Some personal checks I put through the floor might pass in court with an insanity plea, I jest. A portion of the service charge will be dismissed; I regained a conscience when six envelopes showed up in my mailbox, and I called the number. A judge in a different town cut my disorderly conduct ticket in half, after I said I'd been on half my medication. This was in regards to the disorderly conduct that was intro to Act II of my life's instability. This time, at odds with money, it was easy to seek solace in the pit of my stomach, a canceled checking account, no transportation to the pawn shop, a defunct car with a lien. In ways, I was living out a short story I had written in school. In that, my concern over these things had widened to the ever present and unsolvable. I cooked the last, a pizza crust mix in a bread pan, and went to the mall foyer to play guitar for change.

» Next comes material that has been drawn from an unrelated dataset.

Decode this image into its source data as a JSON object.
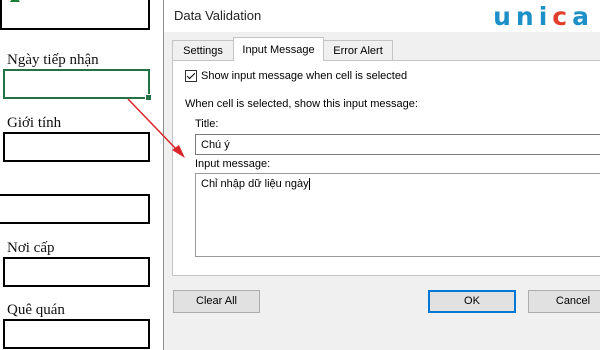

Snippets of talk radio tell me very little from all angles. Sign on the street was the guy `i gave a buck eighty-two and a Marlboro, who said he was hungry. This, in this city that has but a meniscus in metropolis status. I show up in a political chat room, but it's like a lecture hall not barring silly string. I hang with several friends I've never met in order to pass Easter, tonight. I'd have a job if I hadn't quit mine at the beginning of the year. I'd thought I was doing an excellent job of mastering the new software system, until we aired an “American Cash to Go” commercial at the stroke of midnight... when the ball drops in Times Square. Easter, Twenty aught-nine is to say it, marking resurrection. I gather some from the newsreels. Like in adolescence, it's not clear what the Teens will bring. But, the price of cigarettes is now three times that of gasoline. For a moment I pondered siphoning gasoline out of my car and reselling it. It occurs to me now that I might have wanted to sell back minutes on my calling card. I find it hard to ask for food, asking for money alone. I almost want to peer at people peculiarly, incite a guessing game, until they guess that I am hungry.
I encounter the occasional news article of note on Internet chat rooms. And, I got up to date weather reports on last year's blizzard in Seattle, firsthand, from a resident. Still, I learned a lot from working at a TV station, with a half hour of news every night. I have my vices. In addition to chat rooms, there is fast food. I've applied for a web design gig, but I have an application to my neighborhood grocery store.